Other contracts which give rise to obligations of good faith are policies of insurance (at least, prior to the enactment of the Insurance Act 2015); contracts of partnership; some limited aspects of mortgages; and contracts which give rise to fiduciary relationships. Good faith is referred to in numerous European directives which impact on contract law (particularly in the context of consumer protection). It can often be the subject of an implied term, often being invoked (for example) to prevent the arbitrary or capricious exercise of wide-ranging contractual powers. Finally of course, an obligation of good faith can be, and often is, the subject of an express term – as it was in the CPC Group case, quoted above.

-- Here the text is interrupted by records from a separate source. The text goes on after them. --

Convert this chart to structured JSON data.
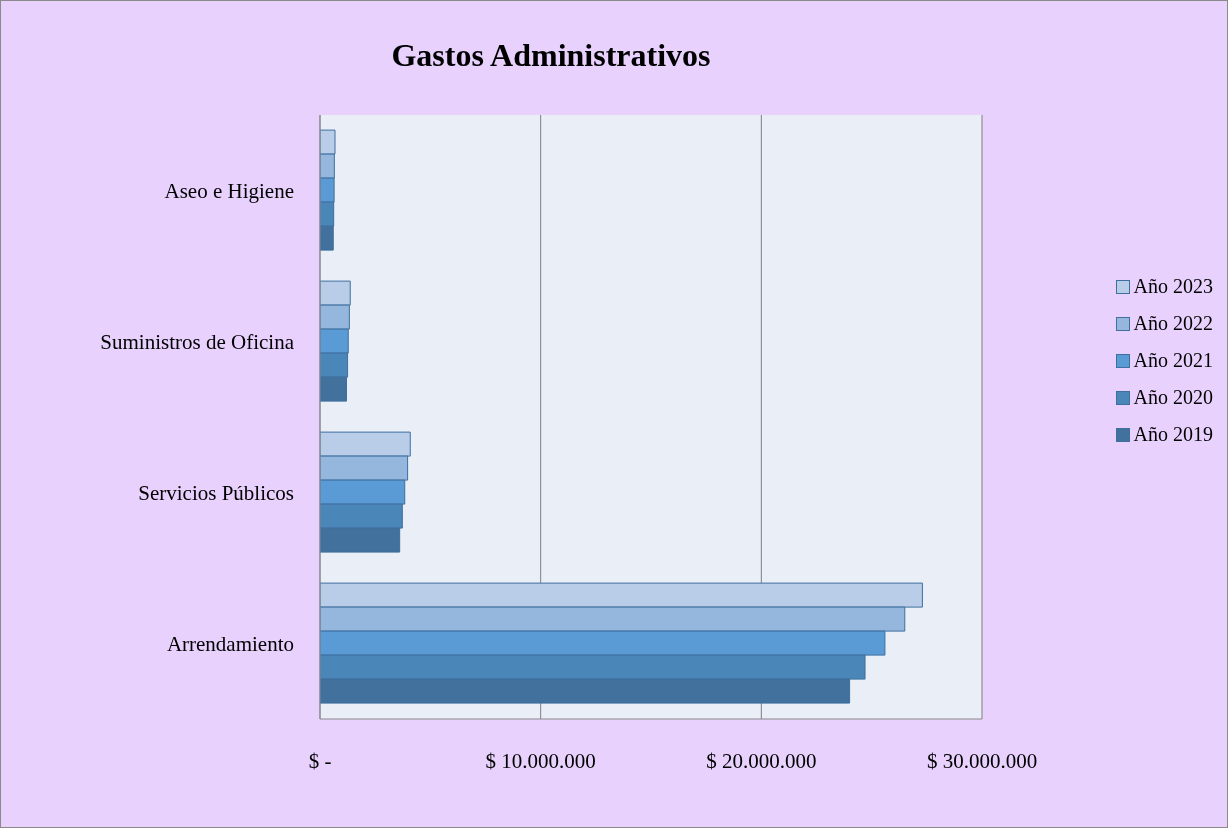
{
  "chart_data": {
    "type": "bar",
    "orientation": "horizontal",
    "title": "Gastos Administrativos",
    "categories": [
      "Aseo e Higiene",
      "Suministros de Oficina",
      "Servicios Públicos",
      "Arrendamiento"
    ],
    "series": [
      {
        "name": "Año 2023",
        "color": "#b9cde8",
        "values": [
          680000,
          1370000,
          4090000,
          27300000
        ]
      },
      {
        "name": "Año 2022",
        "color": "#95b7de",
        "values": [
          650000,
          1330000,
          3970000,
          26500000
        ]
      },
      {
        "name": "Año 2021",
        "color": "#5b9bd5",
        "values": [
          640000,
          1280000,
          3840000,
          25600000
        ]
      },
      {
        "name": "Año 2020",
        "color": "#4a86b8",
        "values": [
          620000,
          1250000,
          3730000,
          24700000
        ]
      },
      {
        "name": "Año 2019",
        "color": "#41719c",
        "values": [
          600000,
          1200000,
          3610000,
          24000000
        ]
      }
    ],
    "xlim": [
      0,
      30000000
    ],
    "xticks": [
      {
        "value": 0,
        "label": "$ -"
      },
      {
        "value": 10000000,
        "label": "$ 10.000.000"
      },
      {
        "value": 20000000,
        "label": "$ 20.000.000"
      },
      {
        "value": 30000000,
        "label": "$ 30.000.000"
      }
    ],
    "grid": "x",
    "legend": "right"
  }
}
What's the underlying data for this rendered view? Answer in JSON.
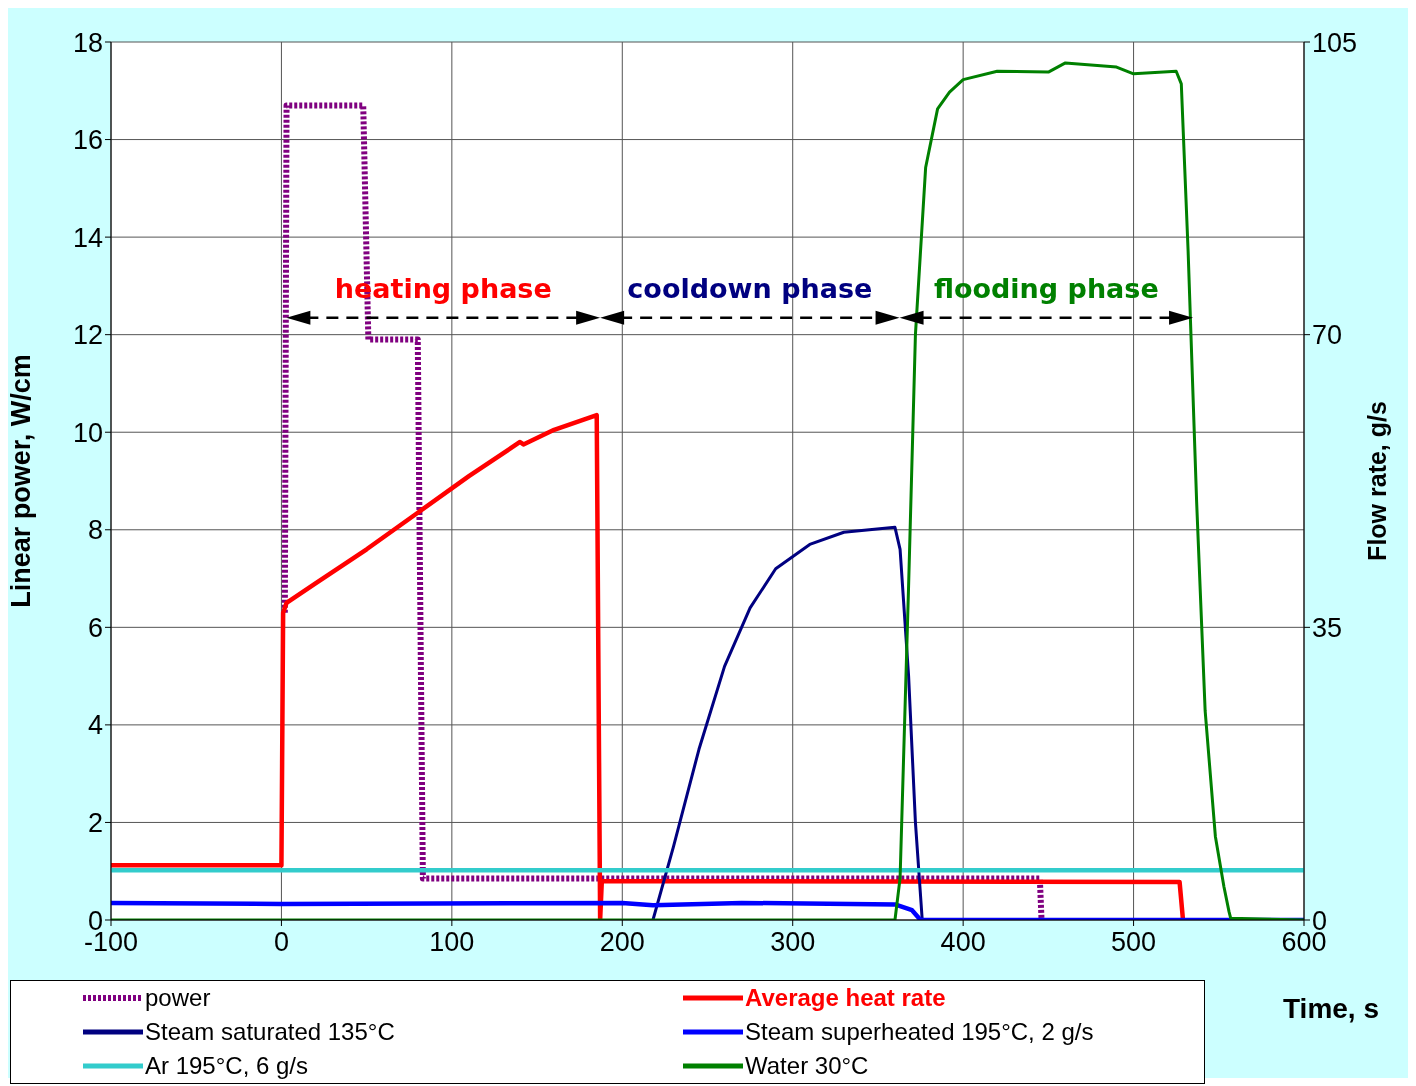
{
  "chart_data": {
    "type": "line",
    "xlabel": "Time, s",
    "ylabel": "Linear power, W/cm",
    "y2label": "Flow rate, g/s",
    "xlim": [
      -100,
      600
    ],
    "xticks": [
      -100,
      0,
      100,
      200,
      300,
      400,
      500,
      600
    ],
    "ylim": [
      0,
      18
    ],
    "yticks": [
      0,
      2,
      4,
      6,
      8,
      10,
      12,
      14,
      16,
      18
    ],
    "y2lim": [
      0,
      105
    ],
    "y2ticks": [
      0,
      35,
      70,
      105
    ],
    "grid": true,
    "legend": "bottom",
    "marker": "none",
    "annotations": [
      "heating phase",
      "cooldown phase",
      "flooding phase"
    ],
    "series": [
      {
        "name": "power",
        "color": "#800080",
        "line_style": "dotted",
        "x": [
          2,
          3,
          48,
          51,
          80,
          83,
          445,
          446
        ],
        "values": [
          6.3,
          16.7,
          16.7,
          11.9,
          11.9,
          0.85,
          0.85,
          0
        ]
      },
      {
        "name": "Average heat rate",
        "color": "#ff0000",
        "x": [
          -100,
          0,
          1,
          3,
          20,
          50,
          80,
          110,
          140,
          142,
          160,
          185,
          187,
          188,
          527,
          529
        ],
        "values": [
          1.12,
          1.12,
          6.3,
          6.5,
          6.9,
          7.6,
          8.35,
          9.1,
          9.8,
          9.75,
          10.05,
          10.35,
          0,
          0.8,
          0.78,
          0
        ]
      },
      {
        "name": "Steam saturated 135°C",
        "color": "#000080",
        "x": [
          218,
          230,
          245,
          260,
          275,
          290,
          310,
          330,
          360,
          363,
          368,
          372,
          376,
          600
        ],
        "values": [
          0,
          1.5,
          3.5,
          5.2,
          6.4,
          7.2,
          7.7,
          7.95,
          8.05,
          7.6,
          5,
          2,
          0,
          0
        ]
      },
      {
        "name": "Steam superheated 195°C, 2 g/s",
        "color": "#0000ff",
        "x": [
          -100,
          0,
          200,
          218,
          270,
          360,
          370,
          375,
          600
        ],
        "values": [
          0.35,
          0.33,
          0.35,
          0.3,
          0.35,
          0.32,
          0.2,
          0,
          0
        ]
      },
      {
        "name": "Ar 195°C, 6 g/s",
        "color": "#33cccc",
        "x": [
          -100,
          600
        ],
        "values": [
          1.02,
          1.02
        ]
      },
      {
        "name": "Water 30°C",
        "color": "#008000",
        "axis": "y2",
        "x": [
          -100,
          360,
          363,
          368,
          372,
          378,
          385,
          392,
          400,
          420,
          450,
          460,
          490,
          500,
          525,
          528,
          532,
          537,
          542,
          548,
          553,
          556,
          557,
          600
        ],
        "values": [
          0,
          0,
          5,
          40,
          70,
          90,
          97,
          99,
          100.5,
          101.5,
          101.4,
          102.5,
          102,
          101.2,
          101.5,
          100,
          80,
          50,
          25,
          10,
          4,
          1,
          0.2,
          0
        ]
      }
    ]
  }
}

But it is submitted that it is somewhat problematic to limit obligations of good faith only to certain categories of contracts. The relational contract cases illustrate this well. In Bates, for example, Fraser J went to great lengths to highlight the defining features of a relational contract. He identified, at para.725, nine such features. The problem is that, however carefully one defines such contracts, there will always be others which fall just outside that definition. It seems unsatisfactory that those contracts should be treated as having been made in a climate in which the parties’ rights and expectations are not to be tempered by notions of good faith, when (in the context of contracts falling just the other side of the line) a very different culture prevails.

There is surely room for an alternative approach, which treats all contracts as being subject to the same implied duty of good faith, albeit that what is required to fulfil that duty may vary depending on the circumstances. Such an approach would seem to avoid an unsatisfactory and binary distinction between contracts which import such a duty, and contracts which do not.

Even if an obligation of good faith were to be treated as an incident of every contract, for the reasons set out above it would take a considerable enlargement of that obligation as it is presently understood before it could be said to equate to anything approaching RCB. But it would represent a step in the direction of the kind of conduct which the Government seems to be calling for.

In the meantime, it is not clear how RCB is likely to be enforced. It may well be that the Courts will have regard to the guidance in considering whether or not to grant interim injunctions in contractual cases; it may be that it will cause a reluctance to hold parties to their contracts on an interim basis, and a move towards requiring applicants to take their chances with a claim for damages. Beyond that, however, it is difficult to see how the call for RCB can be given teeth.

A review of the Government Guidance, compliance with it, and the need for further measures, is promised on or before 30 June. It will be interesting to see what the findings of that review are – or, indeed, whether it takes place at all.